Traditional Marriage Supporters Rush to Fill 22,000 Signatures
A proposed amendment that would uphold traditional marriage is in danger of not making the November ballot as organizers of a petition effort are currently thousands of signatures short.
Leaders of Florida4Marriage.org, backers of the initiative, have only two weeks to collect the required 611,009 signatures. They are short some 22,000. Petitions must be delivered to the organization's Orlando office by Tuesday, Jan. 29.
"We are in a state of constitutional emergency with this announcement, and we need immediate action from everyone who supports the Florida Marriage Amendment," John Stemberger, state chairman for Florida4Marriage.org, told the Florida Baptist Witness.
The group had announced in December that it had enough petition signatures to get on the ballot.
An audit by the Florida Division of Elections, however, found on Monday that only 589,020 signatures had been verified. The Miami Herald reported that as a result of a "counting glitch" some signatures were counted twice.
Florida4Marriage.org blasted an e-mail to supporters Tuesday, urging them to take immediate action and to "pull out all stops" in collecting the signatures.
"Right now, we are not interested in whose fault this is," said Stemberger in the e-mail. "We just want to finish the job – and finish it immediately."
Mathew Staver, president of Liberty Counsel, a Fla.-based Christian legal organization, said pastors and churches will play the key role in ensuring the petition effort's success.

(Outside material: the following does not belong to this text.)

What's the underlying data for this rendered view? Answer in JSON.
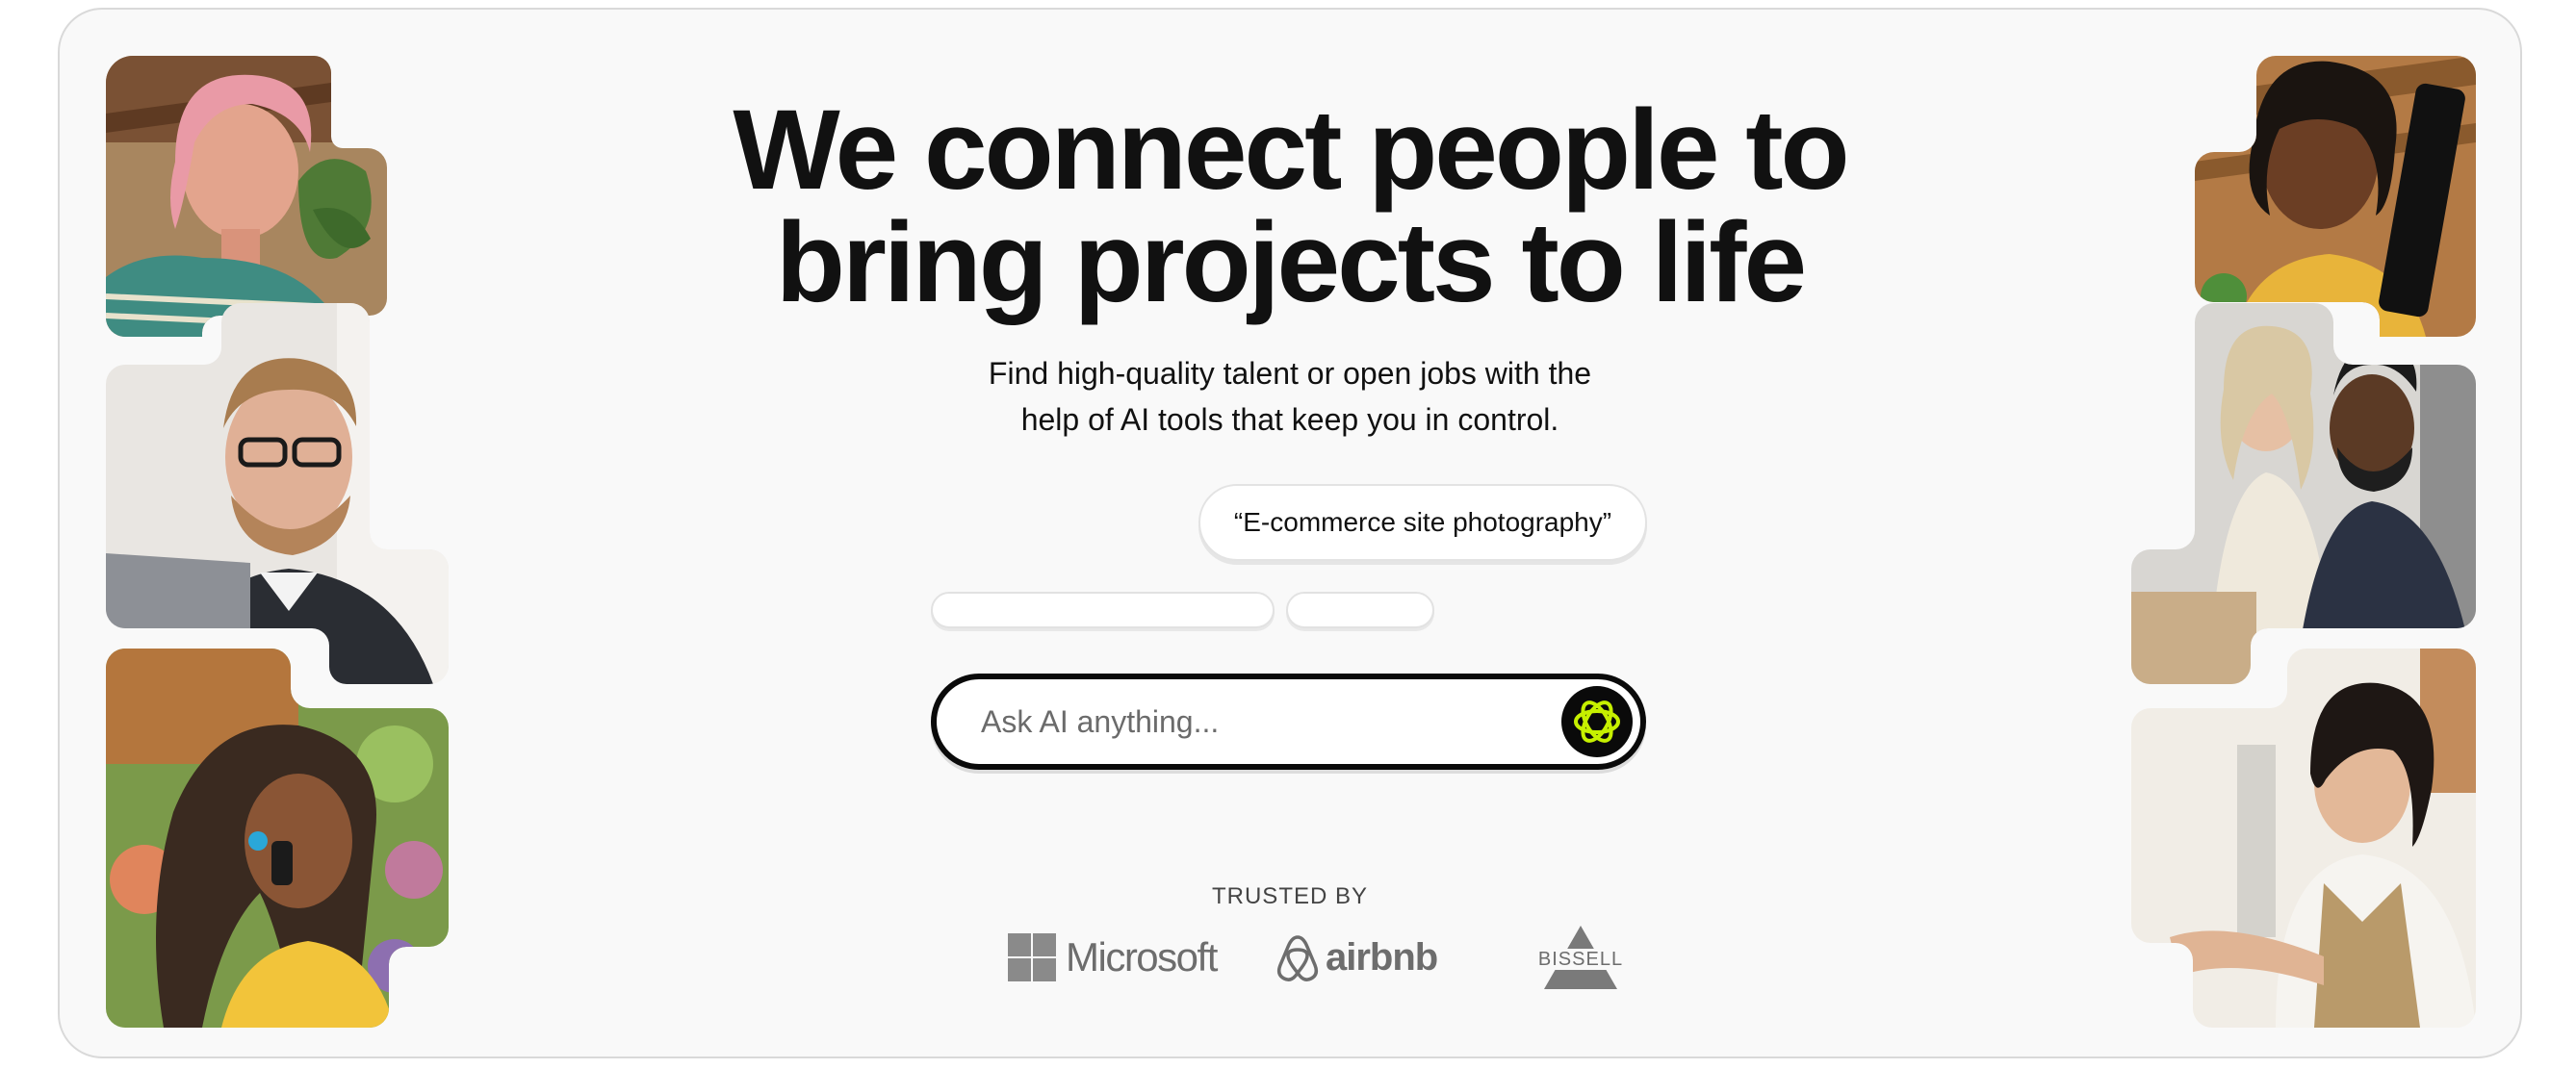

"There is no restriction on pastors and churches," he told Baptist Press. "What I would encourage pastors to do is to distribute a marriage petition to every single member in the congregation and set aside a few minutes to walk them through how to fill it out, and then have the ushers collect those and get them to Florida4Marriage.org by Federal Express.
"I would not simply have a table in the back, because you could have a several-thousand-member church and only obtain a few hundred signatures that way. We don't have time to do that anymore," Staver noted.
Stemberger said he's certain that supporters will fill up the deficit, reported the Times-Union. But he is less sure that county boards of elections will be able to certify them by Feb. 1.
"We are praying they will have the logistical capability to process them before the deadline," he told the newspaper.
The proposed Florida amendment states, "Inasmuch as marriage is the legal union of only one man and one woman as husband and wife, no other legal union that is treated as marriage or the substantial equivalent thereof shall be valid or recognized."
Florida has a law that bars same-sex "marriages," but the law is not part of the state constitution.
According to Florida4Marriage.org, the amendment – which prohibits polygamy, group marriage, and same-sex "marriages" – would prevent the possibility of a judge overturning the state law.